On Jan. 6, 2021, hours after the his supporters violently stormed the Capitol in a bid to halt the peaceful transfer of presidential power to Democrat Joe Biden — and after desperate aides and allies begged Trump to call them off — Trump released a video filmed in the Rose Garden in which he told the rioters to “go home now," while adding: “We love you, you're very special.”

He taped another video the next day, outtakes from which were played during congressional hearings.

During his 2016 campaign, Trump also turned to a recorded statement to apologize after the release of the “Access Hollywood” tape in which he used lewd and sexually charged comments about women.

Now, the series of campaign videos is part of a larger focus on policy by Trump that has often been overshadowed by his more incendiary comments.

During an early March speech at the Conservative Political Action Conference, for instance, Trump described the 2024 race in apocalyptical terms. “In 2016, I declared, ‘I am your voice.’ Today I add: I am your warrior. I am your justice. And for those who have been wronged and betrayed, I am your retribution," he said.

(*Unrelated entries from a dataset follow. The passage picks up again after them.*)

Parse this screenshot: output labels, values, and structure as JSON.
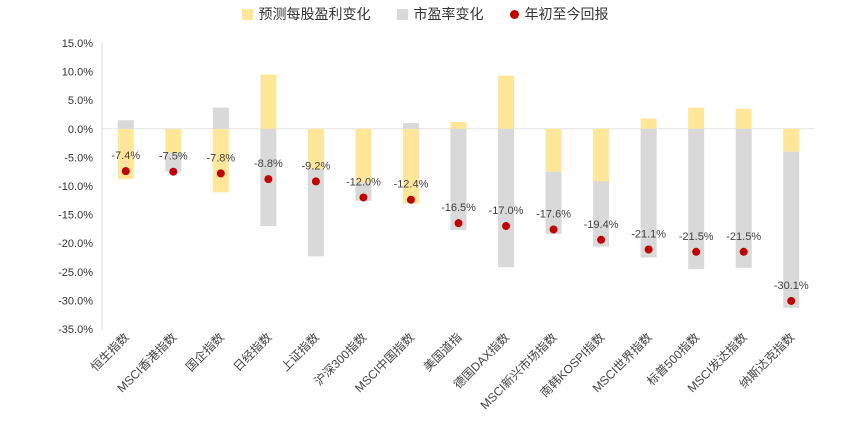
{
  "chart_data": {
    "type": "bar",
    "stacked": true,
    "title": "",
    "xlabel": "",
    "ylabel": "",
    "ylim": [
      -35,
      15
    ],
    "yticks": [
      "15.0%",
      "10.0%",
      "5.0%",
      "0.0%",
      "-5.0%",
      "-10.0%",
      "-15.0%",
      "-20.0%",
      "-25.0%",
      "-30.0%",
      "-35.0%"
    ],
    "ytick_values": [
      15,
      10,
      5,
      0,
      -5,
      -10,
      -15,
      -20,
      -25,
      -30,
      -35
    ],
    "legend_position": "top-center",
    "categories": [
      "恒生指数",
      "MSCI香港指数",
      "国企指数",
      "日经指数",
      "上证指数",
      "沪深300指数",
      "MSCI中国指数",
      "美国道指",
      "德国DAX指数",
      "MSCI新兴市场指数",
      "南韩KOSPI指数",
      "MSCI世界指数",
      "标普500指数",
      "MSCI发达指数",
      "纳斯达克指数"
    ],
    "series": [
      {
        "name": "预测每股盈利变化",
        "kind": "bar",
        "color": "#FFE699",
        "values": [
          -8.8,
          -4.2,
          -11.1,
          9.5,
          -7.0,
          -9.4,
          -13.1,
          1.2,
          9.3,
          -7.5,
          -9.2,
          1.8,
          3.7,
          3.5,
          -4.0
        ]
      },
      {
        "name": "市盈率变化",
        "kind": "bar",
        "color": "#D9D9D9",
        "values": [
          1.5,
          -3.3,
          3.7,
          -17.0,
          -15.3,
          -3.2,
          1.0,
          -17.7,
          -24.2,
          -10.9,
          -11.4,
          -22.5,
          -24.5,
          -24.3,
          -27.3
        ]
      },
      {
        "name": "年初至今回报",
        "kind": "scatter",
        "color": "#C00000",
        "values": [
          -7.4,
          -7.5,
          -7.8,
          -8.8,
          -9.2,
          -12.0,
          -12.4,
          -16.5,
          -17.0,
          -17.6,
          -19.4,
          -21.1,
          -21.5,
          -21.5,
          -30.1
        ],
        "labels": [
          "-7.4%",
          "-7.5%",
          "-7.8%",
          "-8.8%",
          "-9.2%",
          "-12.0%",
          "-12.4%",
          "-16.5%",
          "-17.0%",
          "-17.6%",
          "-19.4%",
          "-21.1%",
          "-21.5%",
          "-21.5%",
          "-30.1%"
        ]
      }
    ]
  }
}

But Trump also spent much of that speech outlining his priorities for a second term, from new crackdowns on immigration to creating tent cities for the homeless and those addicted to drugs.

The videos are typically filmed in sessions once or twice a week in a room adjacent to the central “living room” space at Mar-a-Lago, his Florida estate. After the first video received a better-than-expected reception, the campaign realized there was an appetite for policy content and that the format gave it better traction than traditional news releases.

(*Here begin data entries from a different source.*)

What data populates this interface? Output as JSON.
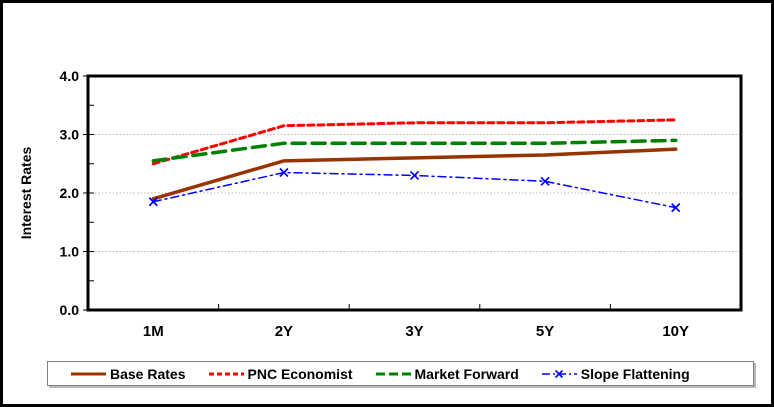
{
  "chart_data": {
    "type": "line",
    "title": "",
    "xlabel": "",
    "ylabel": "Interest Rates",
    "categories": [
      "1M",
      "2Y",
      "3Y",
      "5Y",
      "10Y"
    ],
    "series": [
      {
        "name": "Base Rates",
        "color": "#993300",
        "dash": "solid",
        "line_width": 3.5,
        "marker": "none",
        "values": [
          1.9,
          2.55,
          2.6,
          2.65,
          2.75
        ]
      },
      {
        "name": "PNC Economist",
        "color": "#FF0000",
        "dash": "dash",
        "line_width": 3,
        "marker": "none",
        "values": [
          2.5,
          3.15,
          3.2,
          3.2,
          3.25
        ]
      },
      {
        "name": "Market Forward",
        "color": "#008000",
        "dash": "long-dash",
        "line_width": 3.5,
        "marker": "none",
        "values": [
          2.55,
          2.85,
          2.85,
          2.85,
          2.9
        ]
      },
      {
        "name": "Slope Flattening",
        "color": "#0000FF",
        "dash": "dash-dot",
        "line_width": 1.5,
        "marker": "x",
        "values": [
          1.85,
          2.35,
          2.3,
          2.2,
          1.75
        ]
      }
    ],
    "ylim": [
      0.0,
      4.0
    ],
    "ytick_labels": [
      "0.0",
      "1.0",
      "2.0",
      "3.0",
      "4.0"
    ],
    "ytick_values": [
      0,
      1,
      2,
      3,
      4
    ],
    "yminor_step": 0.5,
    "grid": "horizontal-dotted",
    "legend_position": "bottom"
  },
  "colors": {
    "grid": "#b7b7b7",
    "axis": "#000000",
    "plot_background": "#FFFFFF",
    "frame_border": "#000000",
    "legend_border": "#7f7f7f"
  }
}
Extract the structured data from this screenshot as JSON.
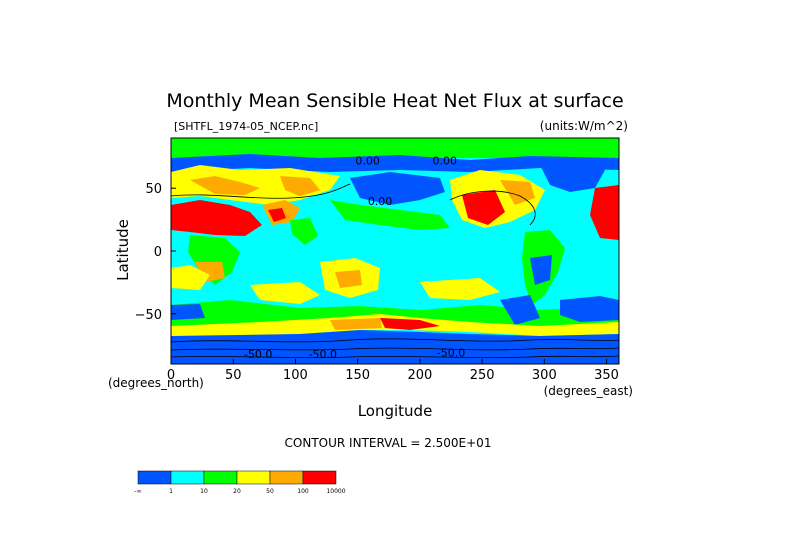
{
  "chart_data": {
    "type": "heatmap",
    "title": "Monthly Mean Sensible Heat Net Flux at surface",
    "file_label": "[SHTFL_1974-05_NCEP.nc]",
    "units_label": "(units:W/m^2)",
    "xlabel": "Longitude",
    "ylabel": "Latitude",
    "x_unit_label": "(degrees_east)",
    "y_unit_label": "(degrees_north)",
    "xlim": [
      0,
      360
    ],
    "ylim": [
      -90,
      90
    ],
    "x_ticks": [
      0,
      50,
      100,
      150,
      200,
      250,
      300,
      350
    ],
    "y_ticks": [
      -50,
      0,
      50
    ],
    "contour_interval_text": "CONTOUR INTERVAL = 2.500E+01",
    "contour_labels": [
      {
        "text": "0.00",
        "lon": 158,
        "lat": 72
      },
      {
        "text": "0.00",
        "lon": 220,
        "lat": 72
      },
      {
        "text": "0.00",
        "lon": 168,
        "lat": 40
      },
      {
        "text": "-50.0",
        "lon": 70,
        "lat": -82
      },
      {
        "text": "-50.0",
        "lon": 122,
        "lat": -82
      },
      {
        "text": "-50.0",
        "lon": 225,
        "lat": -81
      }
    ],
    "colorbar": {
      "colors": [
        "#0055ff",
        "#00ffff",
        "#00ff00",
        "#ffff00",
        "#ffaa00",
        "#ff0000"
      ],
      "labels": [
        "-∞",
        "1",
        "10",
        "20",
        "50",
        "100",
        "10000"
      ]
    }
  }
}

Some videos received widespread attention. That was the case with his plan for a “quantum leap in the American standard of living," with new futuristic cities built on federal land, investments in vertical takeoff and landing vehicles, and “baby bonuses” to launch a new “baby boom,"

“I think they’ve been very successful,” Trump said of the videos during an appearance on the conservative “Just the News” last month. He credited them for his recent polling bump.

Democrats say the videos simply renew attention on an unpopular agenda that voters have already opposed.

“Donald Trump’s ‘policy’ videos serve as a consistent reminder that a second Trump administration would dramatically build on the four years of his disastrous MAGA agenda with more extreme and dangerous proposals," said Democratic National Committee Chair Jaime Harrison, referring to Trump's 2016 campaign’s slogan, “Make America Great Again.”

“While the rest of the 2024 field competes to out-MAGA Trump, the American people will see an exceedingly extreme party they’ve already rejected, more than once,” Harrison said.